Autonomic Nervous Dysfunction in Obese KidsThursday, May 30, 2013
While still in Leipzig for the IFB Obesity Diseases, here is another recent article from Leipzig that perked my interest.
This paper by Petra Baum and colleagues published in PLoS One, examines the autonomic nervous system in childhood obesity.
Analyses of the parasympathetic and sympathetic nervous system was assessed in 149 metabolically healhty children and adolescents with a battery of tests including heart rate variability and quantitative pupillography.
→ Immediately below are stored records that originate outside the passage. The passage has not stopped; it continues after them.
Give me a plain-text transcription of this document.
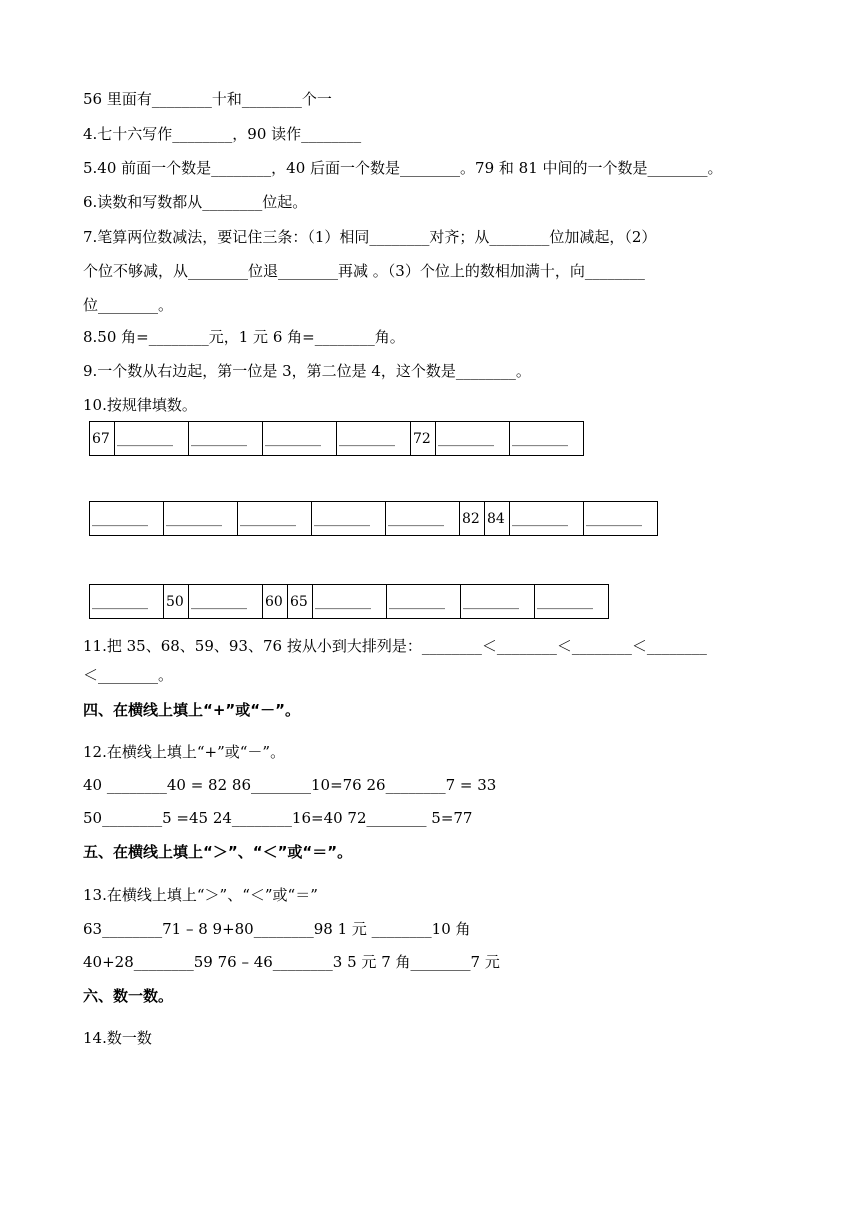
56 里面有________十和________个一
4.七十六写作________，90 读作________
5.40 前面一个数是________，40 后面一个数是________。79 和 81 中间的一个数是________。
6.读数和写数都从________位起。
7.笔算两位数减法，要记住三条：（1）相同________对齐；从________位加减起，（2）
个位不够减，从________位退________再减 。（3）个位上的数相加满十，向________
位________。
8.50 角=________元，1 元 6 角=________角。
9.一个数从右边起，第一位是 3，第二位是 4，这个数是________。
10.按规律填数。
67	________	________	________	________	72	________	________
________	________	________	________	________	82	84	________	________
________	50	________	60	65	________	________	________	________
11.把 35、68、59、93、76 按从小到大排列是：________＜________＜________＜________
＜________。
四、在横线上填上“+”或“－”。
12.在横线上填上“+”或“－”。
40 ________40 = 82 86________10=76 26________7 = 33
50________5 =45 24________16=40 72________ 5=77
五、在横线上填上“＞”、“＜”或“＝”。
13.在横线上填上“＞”、“＜”或“＝”
63________71 – 8 9+80________98 1 元 ________10 角
40+28________59 76 – 46________3 5 元 7 角________7 元
六、数一数。
14.数一数
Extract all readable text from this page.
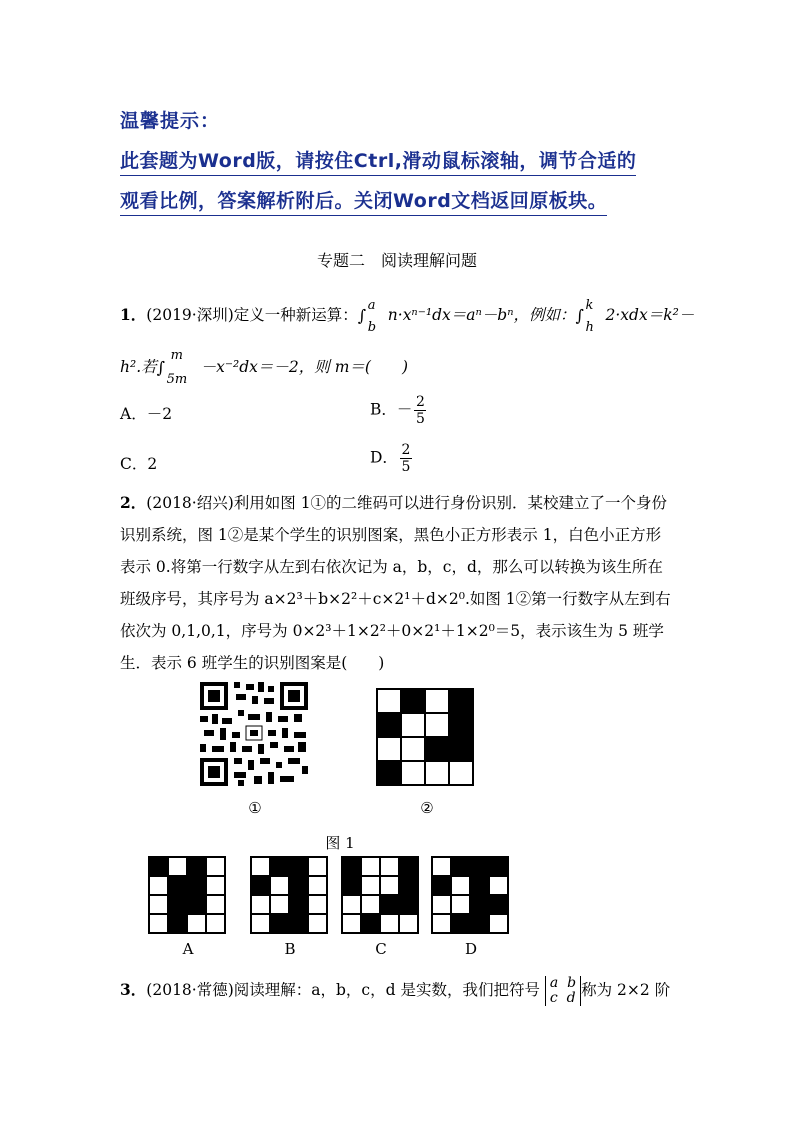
温馨提示：
此套题为Word版，请按住Ctrl,滑动鼠标滚轴，调节合适的
观看比例，答案解析附后。关闭Word文档返回原板块。
专题二　阅读理解问题
1．(2019·深圳)定义一种新运算： ∫
a
b
n·xⁿ⁻¹dx＝aⁿ－bⁿ，例如： ∫
k
h
2·xdx＝k²－
h².若 ∫
m
5m
－x⁻²dx＝－2，则 m＝(　　)
A．－2	B．－ $\frac{2}{5}$
C．2	D． $\frac{2}{5}$
2．(2018·绍兴)利用如图 1①的二维码可以进行身份识别．某校建立了一个身份
识别系统，图 1②是某个学生的识别图案，黑色小正方形表示 1，白色小正方形
表示 0.将第一行数字从左到右依次记为 a，b，c，d，那么可以转换为该生所在
班级序号，其序号为 a×2³＋b×2²＋c×2¹＋d×2⁰.如图 1②第一行数字从左到右
依次为 0,1,0,1，序号为 0×2³＋1×2²＋0×2¹＋1×2⁰＝5，表示该生为 5 班学
生．表示 6 班学生的识别图案是(　　)
①	②
图 1
A	B	C	D
3．(2018·常德)阅读理解：a，b，c，d 是实数，我们把符号 a  b
c  d 称为 2×2 阶
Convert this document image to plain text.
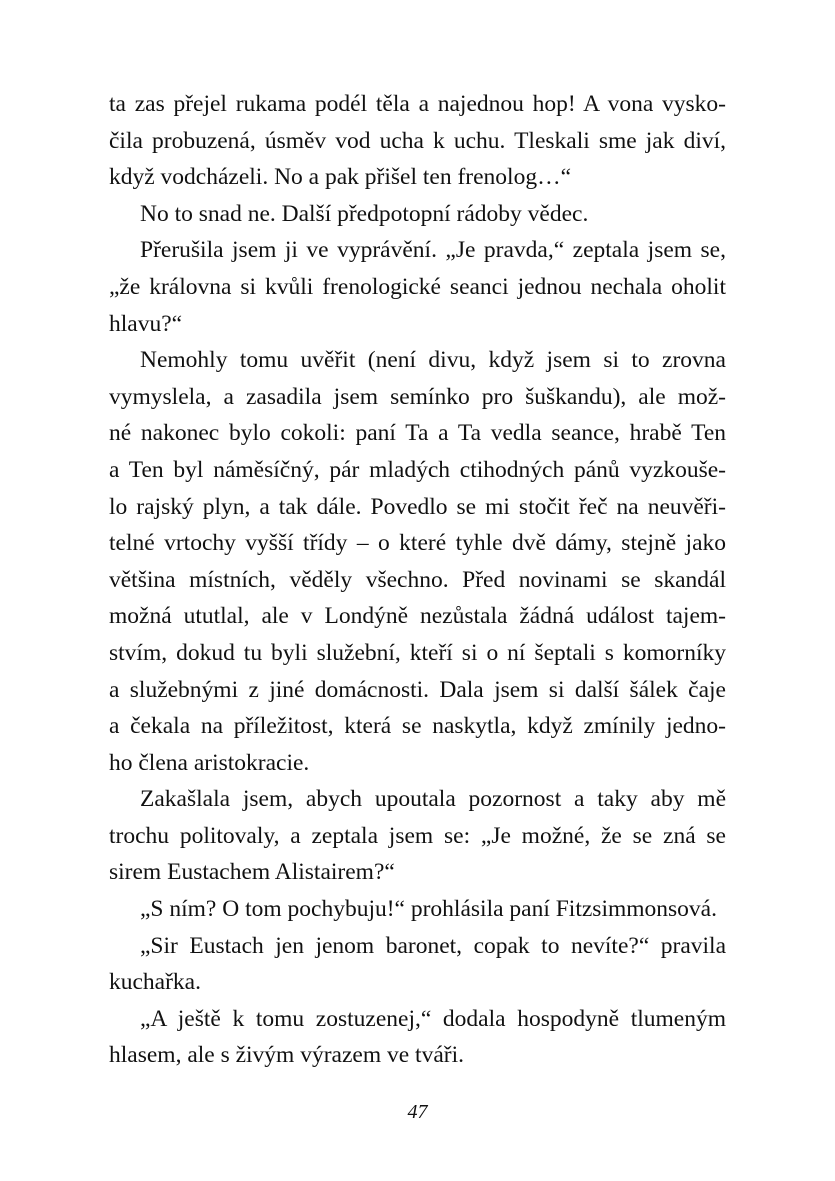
ta zas přejel rukama podél těla a najednou hop! A vona vysko-
čila probuzená, úsměv vod ucha k uchu. Tleskali sme jak diví,
když vodcházeli. No a pak přišel ten frenolog…“
No to snad ne. Další předpotopní rádoby vědec.
Přerušila jsem ji ve vyprávění. „Je pravda,“ zeptala jsem se,
„že královna si kvůli frenologické seanci jednou nechala oholit
hlavu?“
Nemohly tomu uvěřit (není divu, když jsem si to zrovna
vymyslela, a zasadila jsem semínko pro šuškandu), ale mož-
né nakonec bylo cokoli: paní Ta a Ta vedla seance, hrabě Ten
a Ten byl náměsíčný, pár mladých ctihodných pánů vyzkouše-
lo rajský plyn, a tak dále. Povedlo se mi stočit řeč na neuvěři-
telné vrtochy vyšší třídy – o které tyhle dvě dámy, stejně jako
většina místních, věděly všechno. Před novinami se skandál
možná ututlal, ale v Londýně nezůstala žádná událost tajem-
stvím, dokud tu byli služební, kteří si o ní šeptali s komorníky
a služebnými z jiné domácnosti. Dala jsem si další šálek čaje
a čekala na příležitost, která se naskytla, když zmínily jedno-
ho člena aristokracie.
Zakašlala jsem, abych upoutala pozornost a taky aby mě
trochu politovaly, a zeptala jsem se: „Je možné, že se zná se
sirem Eustachem Alistairem?“
„S ním? O tom pochybuju!“ prohlásila paní Fitzsimmonsová.
„Sir Eustach jen jenom baronet, copak to nevíte?“ pravila
kuchařka.
„A ještě k tomu zostuzenej,“ dodala hospodyně tlumeným
hlasem, ale s živým výrazem ve tváři.
47
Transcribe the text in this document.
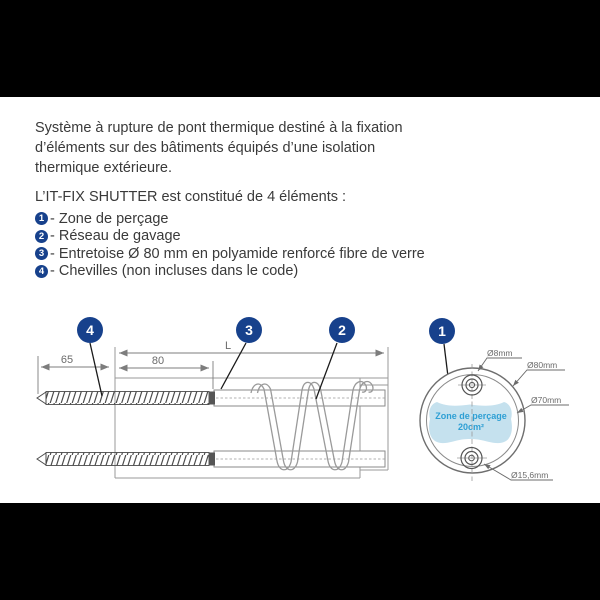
Système à rupture de pont thermique destiné à la fixation
d’éléments sur des bâtiments équipés d’une isolation
thermique extérieure.
L’IT-FIX SHUTTER est constitué de 4 éléments :
1 - Zone de perçage
2 - Réseau de gavage
3 - Entretoise Ø 80 mm en polyamide renforcé fibre de verre
4 - Chevilles (non incluses dans le code)
65	80
L
4	3	2	1
Zone de perçage
20cm²
Ø8mm
Ø80mm
Ø70mm
Ø15,6mm
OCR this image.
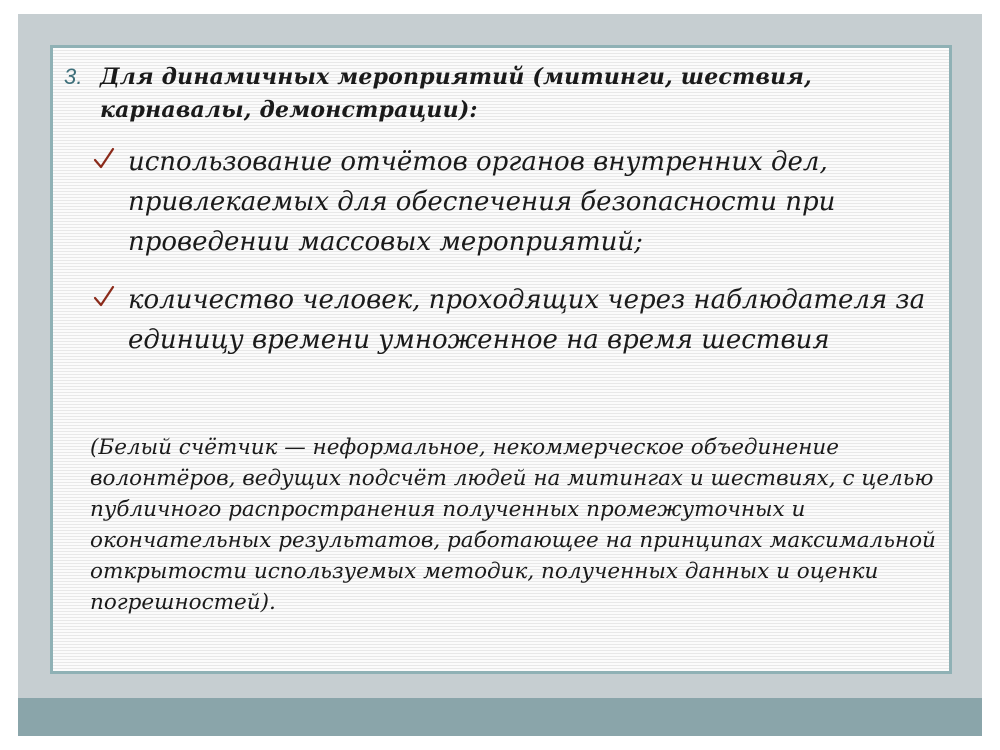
3. Для динамичных мероприятий (митинги, шествия,
карнавалы, демонстрации):
использование отчётов органов внутренних дел, привлекаемых для обеспечения безопасности при проведении массовых мероприятий;
количество человек, проходящих через наблюдателя за единицу времени умноженное на время шествия
(Белый счётчик — неформальное, некоммерческое объединение волонтёров, ведущих подсчёт людей на митингах и шествиях, с целью публичного распространения полученных промежуточных и окончательных результатов, работающее на принципах максимальной открытости используемых методик, полученных данных и оценки погрешностей).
Overall, the tests demonstrated evidence of reduced autonomic function (in both sympathetic and parasympathetic responses) similar to those seen in kids with diabetes.
Exactly how obesity mediates these changes or whether in fact these changes may in part contribute to the development of obesity in the first place is not clear.
However, given the importance of autonomic function for virtually every organ system in the body, further exploration of these alterations as well as their response to changes in diet, activity levels and weight loss warrant further study.
Baum P, Petroff D, Classen J, Kiess W, & Blüher S (2013). Dysfunction of autonomic nervous system in childhood obesity: a cross-sectional study. PloS one, 8 (1) PMID: 23358101
Tuesday, October 29, 2013
I’ve been researching about the autonomic nervous system and I’ve uncovered that this power system does control heart rate, blood pressure, gastrointestinal disorders, and perspiration among other critical bodily functions. So, it definitely makes sense that its imbalance would contribute to obesity in children. By conducting ANS testing and other important tools, physicians will be able to come up with the right solutions to these issues and help children live healthier and happier lives.